J’ai aussi une vieille manie de radoteur un tantinet sénile. Chaque fois que je m’intéresse à la droite et que je veux en parler et en discuter, je parle de «la mirobolante et magistrale» Margaret Thatcher qui a été «premier ministre» du Royaume-Uni de 1979 à 1990. Et je ne cesse alors de penser à ses brillants propos lorsqu’elle a affirmé que la société n’existe pas. Alors, allons-y avec la mère Thatcher. À TOUT SEIGNEUR TOUT HONNEUR!
Je me permets donc de citer une fois de plus les propos de la mère Thatcher sur l’inexistence des sociétés :
*****Epitaph for the eighties? « there is no such thing as society »
Prime minister Margaret Thatcher, talking to Women’s Own magazine, October 31 1987
« I think we’ve been through a period where too many people have been given to understand that if they have a problem, it’s the government’s job to cope with it. ‘I have a problem, I’ll get a grant.’ ‘I’m homeless, the government must house me.’ They’re casting their problem on society. And, you know, there is no such thing as society. There are individual men and women, and there are families. And no government can do anything except through people, and people must look to themselves first. It’s our duty to look after ourselves and then, also to look after our neighbour. People have got the entitlements too much in mind, without the obligations. There’s no such thing as entitlement, unless someone has first met an obligation. »*****
Madame Thatcher m’a appris au moins quatre choses.

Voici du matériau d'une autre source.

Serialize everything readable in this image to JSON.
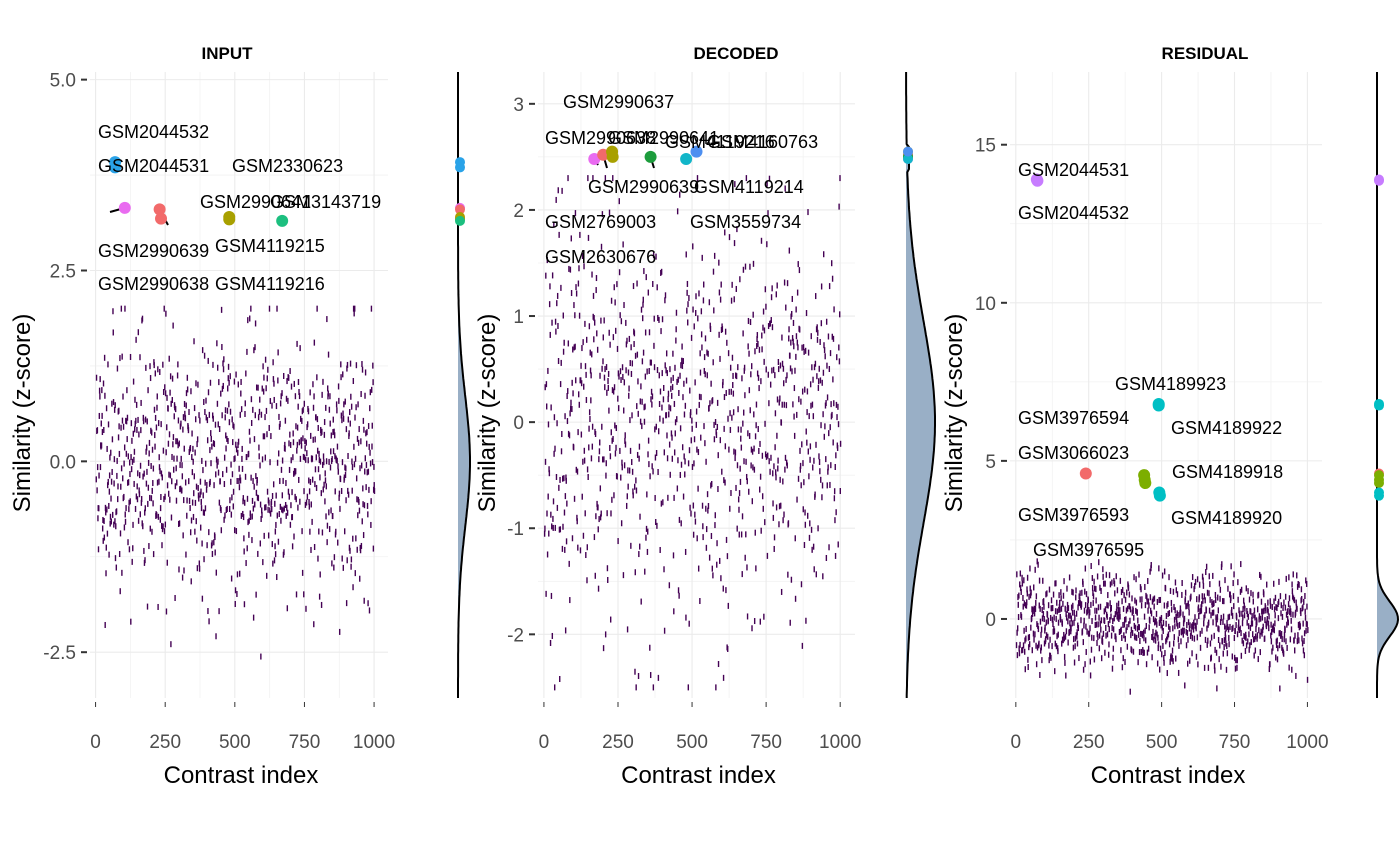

Premièrement, étant sociologue depuis plus de 40 ans, j’ai appris, grâce à une intellectuelle de calibre supérieur, que, toute ma vie durant, j’ai tenté d’étudier le néant, l’inexistant et le vide. Alors, je vais devoir demander aux universités de mettre en place une faculté de «néantologie» ou, pourquoi pas, une faculté de «sociophobie».
Deuxièmement, j’ai appris que les êtres humains appartiennent à un agrégat social plutôt qu’à des groupes ou à une société. Alors, pourquoi pas une faculté d’«agrégat-logie»?

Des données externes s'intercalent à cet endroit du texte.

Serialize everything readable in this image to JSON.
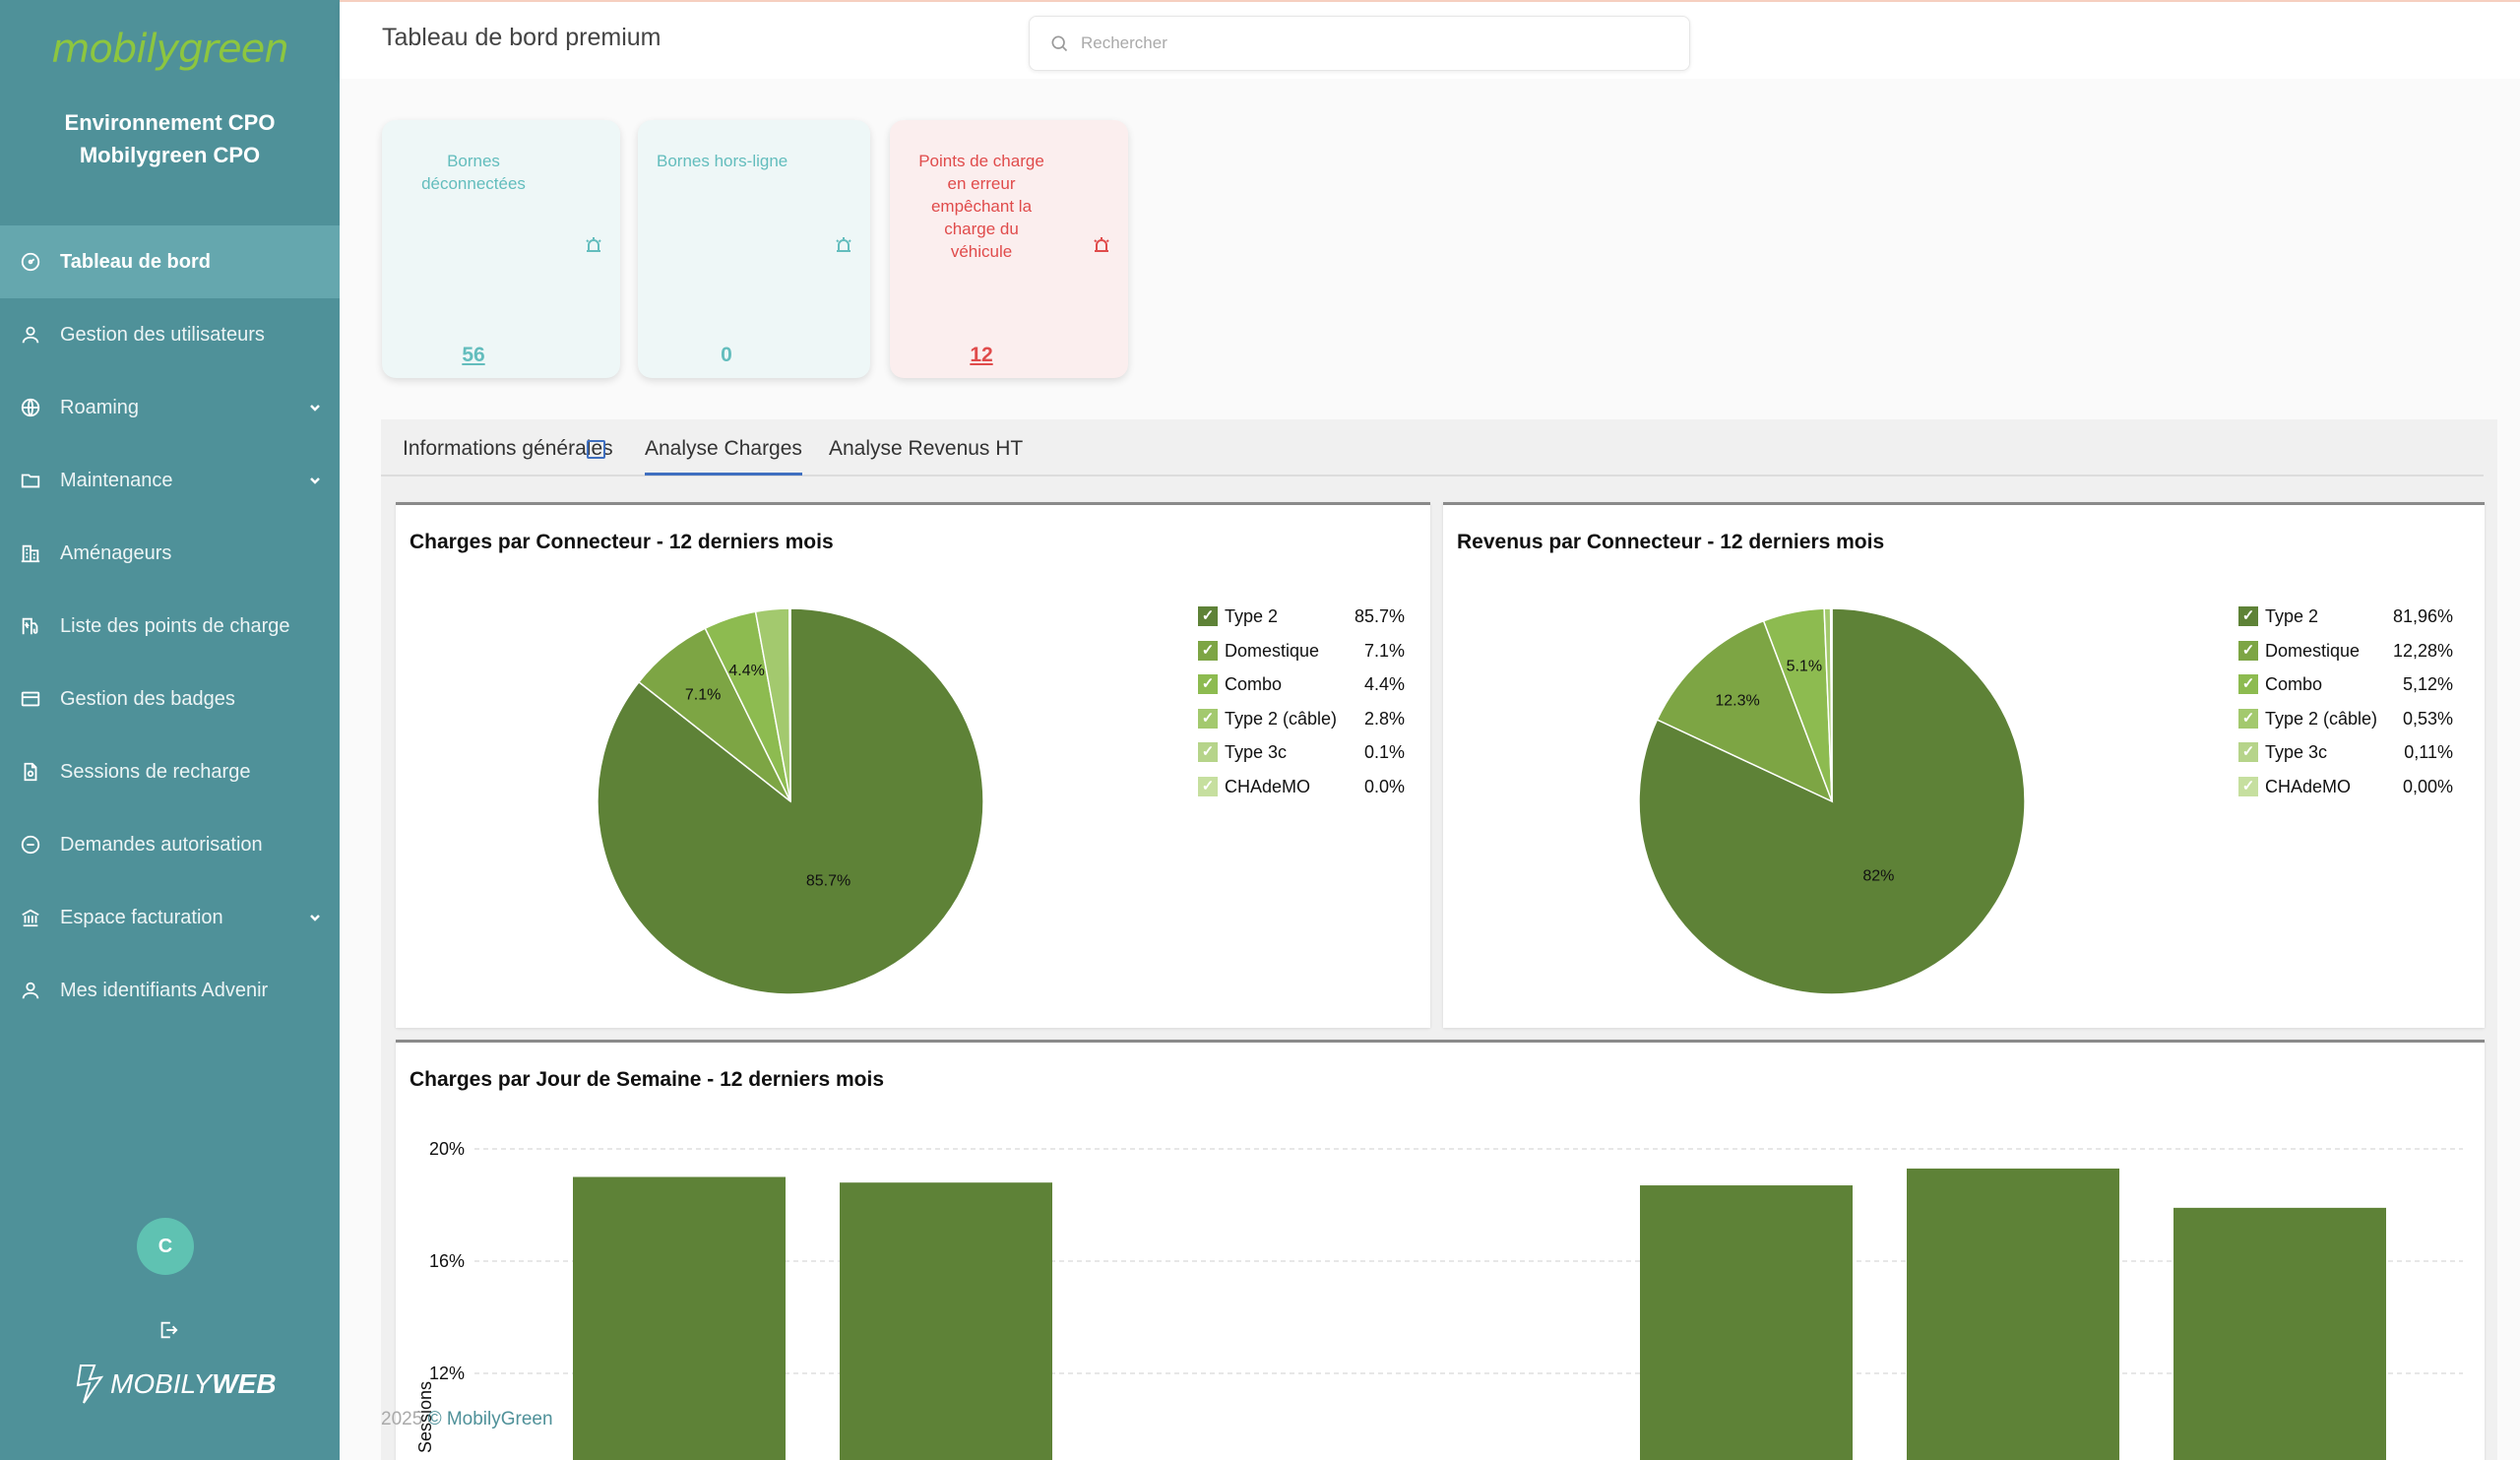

Troisièmement, j’ai appris que la droite (ou les droites?) a toujours raison contre les rêveurs et les «moumounes» du socialisme, soient-il gentiment «étatisants», «autoritaires» (cela existe et a souvent existé) ou plutôt libertaires. Imitant sans grand talent le grand Yvon Deschamps ou Elvis Gratton, je pourrais crier : «eux-autres (la droite), ils l’ont l’affaire».
Quatrièmement, la Thatcher m’a appris que la guerre, c’est une bonne chose (je pense ici à la guerre des Malouines) et que le brave général Pinochet qui a gouverné le Chili en appliquant «une démocratie musclée» avait éminemment raison.
Quoi qu’il en soit, si je me permets d’être sérieux, je dirai à ceux et celles qui, éventuellement me liront, que s’ils veulent comprendre un peu mieux le «harperisme», ils devraient lire et relire ce fameux et historique discours de la Thatcher. Ce qui existe, c’est d’abord et avant tout l’économie. Je ne dis pas que Thatcher et Harper, c’est totalement la même chose. Mais il y a de nombreuses ressemblances et passerelles entre la pensée de Thatcher, de Harper, de Bush Fils et de nombreux politiciens européens.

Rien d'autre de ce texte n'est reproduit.